(Reuters) – The Bank of Japan maintained its massive stimulus on Friday and warned of heightening risks to a fragile economic recovery from the Ukraine crisis, reinforcing expectations it will remain an outlier in the global shift towards tighter monetary policy.
The BOJ’s dovish tone is in stark contrast with the U.S. Federal Reserve and the Bank of England, which raised interest rates this week to stop fast-rising inflation becoming entrenched.
As widely expected, the BOJ maintained its short-term rate target at -0.1% and that for the 10-year bond yield around 0% at the two-day policy meeting that ended on Friday.
Following are excerpts from BOJ Governor Haruhiko Kuroda’s comments at his post-meeting news conference, which was conducted in Japanese, as translated by Reuters:
UKRAINE CRISIS’ IMPACT
“The biggest impact on Japan’s economy from the Ukraine crisis is through rising raw material costs. Japan’s inflation is likely to accelerate clearly for the time being. But it also weigh on the economy from a longer-term perspective by pushing down corporate profits and households’ real income.”

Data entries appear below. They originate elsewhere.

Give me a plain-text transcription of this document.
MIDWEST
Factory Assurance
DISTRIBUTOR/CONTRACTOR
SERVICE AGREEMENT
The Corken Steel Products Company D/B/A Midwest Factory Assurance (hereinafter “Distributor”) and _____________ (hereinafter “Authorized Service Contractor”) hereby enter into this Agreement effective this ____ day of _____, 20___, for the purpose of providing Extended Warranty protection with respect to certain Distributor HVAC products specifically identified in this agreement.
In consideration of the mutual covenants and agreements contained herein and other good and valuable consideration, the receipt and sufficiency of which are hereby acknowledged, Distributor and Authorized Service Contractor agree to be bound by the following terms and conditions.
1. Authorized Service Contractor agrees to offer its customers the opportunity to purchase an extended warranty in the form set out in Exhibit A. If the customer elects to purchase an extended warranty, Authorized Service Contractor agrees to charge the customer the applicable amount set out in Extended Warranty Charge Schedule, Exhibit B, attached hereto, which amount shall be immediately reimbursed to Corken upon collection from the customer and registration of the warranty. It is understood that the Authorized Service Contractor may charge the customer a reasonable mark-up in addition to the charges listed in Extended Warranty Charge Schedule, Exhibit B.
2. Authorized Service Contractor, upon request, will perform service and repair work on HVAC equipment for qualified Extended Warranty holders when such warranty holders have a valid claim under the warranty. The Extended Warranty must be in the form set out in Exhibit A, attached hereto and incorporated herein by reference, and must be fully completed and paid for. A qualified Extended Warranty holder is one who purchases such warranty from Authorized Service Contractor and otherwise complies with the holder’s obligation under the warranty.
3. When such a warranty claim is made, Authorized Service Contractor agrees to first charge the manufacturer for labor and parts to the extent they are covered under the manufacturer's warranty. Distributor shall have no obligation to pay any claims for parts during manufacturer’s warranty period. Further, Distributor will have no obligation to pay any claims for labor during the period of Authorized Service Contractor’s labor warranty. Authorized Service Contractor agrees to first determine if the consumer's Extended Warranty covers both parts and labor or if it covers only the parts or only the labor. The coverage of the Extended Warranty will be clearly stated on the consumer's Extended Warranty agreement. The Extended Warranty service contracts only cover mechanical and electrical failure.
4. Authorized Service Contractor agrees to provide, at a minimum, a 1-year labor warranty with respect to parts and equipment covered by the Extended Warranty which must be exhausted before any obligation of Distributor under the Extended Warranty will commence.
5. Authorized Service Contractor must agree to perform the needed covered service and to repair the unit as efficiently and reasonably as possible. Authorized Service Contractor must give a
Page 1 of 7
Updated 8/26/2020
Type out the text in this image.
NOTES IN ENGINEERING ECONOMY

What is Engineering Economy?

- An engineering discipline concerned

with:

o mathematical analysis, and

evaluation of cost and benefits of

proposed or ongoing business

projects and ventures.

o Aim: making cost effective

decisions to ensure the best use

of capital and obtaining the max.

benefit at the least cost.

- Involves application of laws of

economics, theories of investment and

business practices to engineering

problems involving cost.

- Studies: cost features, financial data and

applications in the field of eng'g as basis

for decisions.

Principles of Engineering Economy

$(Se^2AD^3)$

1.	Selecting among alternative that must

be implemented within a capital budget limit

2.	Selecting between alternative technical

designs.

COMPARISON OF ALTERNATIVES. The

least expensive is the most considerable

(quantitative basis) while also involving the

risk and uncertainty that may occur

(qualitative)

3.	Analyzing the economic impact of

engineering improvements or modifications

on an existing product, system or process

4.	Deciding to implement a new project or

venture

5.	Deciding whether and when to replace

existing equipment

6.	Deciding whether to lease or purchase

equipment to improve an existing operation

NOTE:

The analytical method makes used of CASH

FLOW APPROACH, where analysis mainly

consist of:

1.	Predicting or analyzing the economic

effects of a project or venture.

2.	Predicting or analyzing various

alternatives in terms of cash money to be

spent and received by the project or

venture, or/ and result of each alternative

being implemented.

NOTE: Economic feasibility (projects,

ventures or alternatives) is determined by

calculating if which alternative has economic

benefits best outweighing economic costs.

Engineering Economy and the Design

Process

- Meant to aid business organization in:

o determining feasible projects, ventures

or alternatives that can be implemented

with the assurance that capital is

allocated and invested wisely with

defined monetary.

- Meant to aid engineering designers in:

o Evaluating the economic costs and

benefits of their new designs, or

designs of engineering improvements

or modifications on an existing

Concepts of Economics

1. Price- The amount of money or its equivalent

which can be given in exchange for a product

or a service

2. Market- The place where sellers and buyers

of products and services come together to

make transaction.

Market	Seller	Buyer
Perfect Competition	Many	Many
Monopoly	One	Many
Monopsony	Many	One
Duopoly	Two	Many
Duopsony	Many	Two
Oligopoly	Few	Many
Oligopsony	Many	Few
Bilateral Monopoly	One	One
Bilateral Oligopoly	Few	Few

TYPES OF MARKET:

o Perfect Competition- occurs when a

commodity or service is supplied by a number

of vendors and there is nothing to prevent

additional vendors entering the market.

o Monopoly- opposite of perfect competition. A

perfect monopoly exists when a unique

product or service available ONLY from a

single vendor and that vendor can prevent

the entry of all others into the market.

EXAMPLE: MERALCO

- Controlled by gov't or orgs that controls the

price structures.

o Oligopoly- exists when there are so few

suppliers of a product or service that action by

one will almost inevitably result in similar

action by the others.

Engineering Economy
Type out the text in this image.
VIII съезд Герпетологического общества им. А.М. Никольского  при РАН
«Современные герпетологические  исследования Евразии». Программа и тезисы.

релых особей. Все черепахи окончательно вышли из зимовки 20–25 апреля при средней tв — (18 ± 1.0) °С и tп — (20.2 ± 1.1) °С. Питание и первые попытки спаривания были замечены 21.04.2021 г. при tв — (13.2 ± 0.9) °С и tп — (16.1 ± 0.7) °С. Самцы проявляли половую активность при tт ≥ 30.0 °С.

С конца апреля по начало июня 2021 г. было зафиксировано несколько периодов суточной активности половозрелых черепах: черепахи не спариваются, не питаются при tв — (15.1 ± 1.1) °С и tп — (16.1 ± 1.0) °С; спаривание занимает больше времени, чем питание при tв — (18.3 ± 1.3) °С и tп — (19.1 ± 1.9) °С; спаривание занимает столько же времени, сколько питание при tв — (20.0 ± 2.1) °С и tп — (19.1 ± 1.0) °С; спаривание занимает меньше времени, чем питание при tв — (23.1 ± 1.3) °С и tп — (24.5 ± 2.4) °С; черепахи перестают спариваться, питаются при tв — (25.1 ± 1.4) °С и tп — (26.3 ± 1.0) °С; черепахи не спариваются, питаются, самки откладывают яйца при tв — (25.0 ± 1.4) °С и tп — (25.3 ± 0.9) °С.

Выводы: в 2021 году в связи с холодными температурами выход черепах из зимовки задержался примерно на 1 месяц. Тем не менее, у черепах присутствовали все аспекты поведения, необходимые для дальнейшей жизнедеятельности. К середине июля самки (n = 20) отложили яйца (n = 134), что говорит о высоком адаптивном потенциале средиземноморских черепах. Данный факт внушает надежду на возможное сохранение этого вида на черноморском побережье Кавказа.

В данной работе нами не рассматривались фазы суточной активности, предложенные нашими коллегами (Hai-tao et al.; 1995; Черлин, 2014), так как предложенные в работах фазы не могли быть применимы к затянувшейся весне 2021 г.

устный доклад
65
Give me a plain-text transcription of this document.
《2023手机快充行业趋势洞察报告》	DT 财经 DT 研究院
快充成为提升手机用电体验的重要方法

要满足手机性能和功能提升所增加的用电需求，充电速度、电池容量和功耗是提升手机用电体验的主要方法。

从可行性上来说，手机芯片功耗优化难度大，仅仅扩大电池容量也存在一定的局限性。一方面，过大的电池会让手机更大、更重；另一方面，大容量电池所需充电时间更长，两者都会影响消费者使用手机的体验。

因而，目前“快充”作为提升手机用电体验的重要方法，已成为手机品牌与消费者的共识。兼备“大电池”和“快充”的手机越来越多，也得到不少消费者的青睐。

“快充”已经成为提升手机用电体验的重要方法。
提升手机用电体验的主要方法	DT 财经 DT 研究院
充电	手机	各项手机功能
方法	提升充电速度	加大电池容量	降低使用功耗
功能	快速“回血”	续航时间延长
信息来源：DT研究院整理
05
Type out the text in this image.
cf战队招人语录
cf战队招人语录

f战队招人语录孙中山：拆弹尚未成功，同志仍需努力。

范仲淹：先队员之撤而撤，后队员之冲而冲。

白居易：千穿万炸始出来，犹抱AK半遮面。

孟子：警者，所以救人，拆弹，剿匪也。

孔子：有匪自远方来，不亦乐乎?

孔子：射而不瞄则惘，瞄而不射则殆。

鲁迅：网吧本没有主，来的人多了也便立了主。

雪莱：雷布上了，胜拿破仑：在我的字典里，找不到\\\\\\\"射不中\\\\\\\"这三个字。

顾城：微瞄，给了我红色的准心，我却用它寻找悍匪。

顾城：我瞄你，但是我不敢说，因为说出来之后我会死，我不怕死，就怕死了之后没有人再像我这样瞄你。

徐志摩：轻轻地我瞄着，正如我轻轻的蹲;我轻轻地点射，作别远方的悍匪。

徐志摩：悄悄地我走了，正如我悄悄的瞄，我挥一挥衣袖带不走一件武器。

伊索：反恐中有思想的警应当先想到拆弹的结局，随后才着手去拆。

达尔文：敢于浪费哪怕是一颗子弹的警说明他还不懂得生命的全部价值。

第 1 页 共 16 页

“Developments regarding the Ukraine crisis are highly uncertain. We will closely watch whether they inflect negative impact on Japan’s economy that is still in the midst of recovering from the pandemic’s hit.”
INFLATION
“It will depend on future crude oil price moves and the government’s steps to cushion the blow. But we could see inflation move at around 2% for some time from April. Rising costs will push up inflation. But it weighs on households and corporate profits, and could have a negative impact on Japan’s economy. We will maintain our powerful monetary easing patiently to achieve sustainable, stable inflation.”
WEAK YEN
“A weak yen affects Japan’s economy in different ways as the country’s economic and trade structure changes. But overall, there’s no change to how a weak yen is basically positive for Japan’s economy. It’s true the impact is felt unevenly among sectors, corporate size and economic entities…”
“The recent rise in import costs is driven more by surging raw material costs than by a weak yen.”
STAGFLATION
“I don’t think Europe, the United States and Japan will face stagflation”
INFLATION AND MONETARY POLICY
“There’s a chance Japan will see inflation move around 2% from April onward. But most of that is due to rising commodity prices, so there’s no reason to tighten monetary policy. Doing so would be inappropriate. We need to tweak monetary policy if inflation expectations or wages see second-round effects. But Japan isn’t in such a situation.”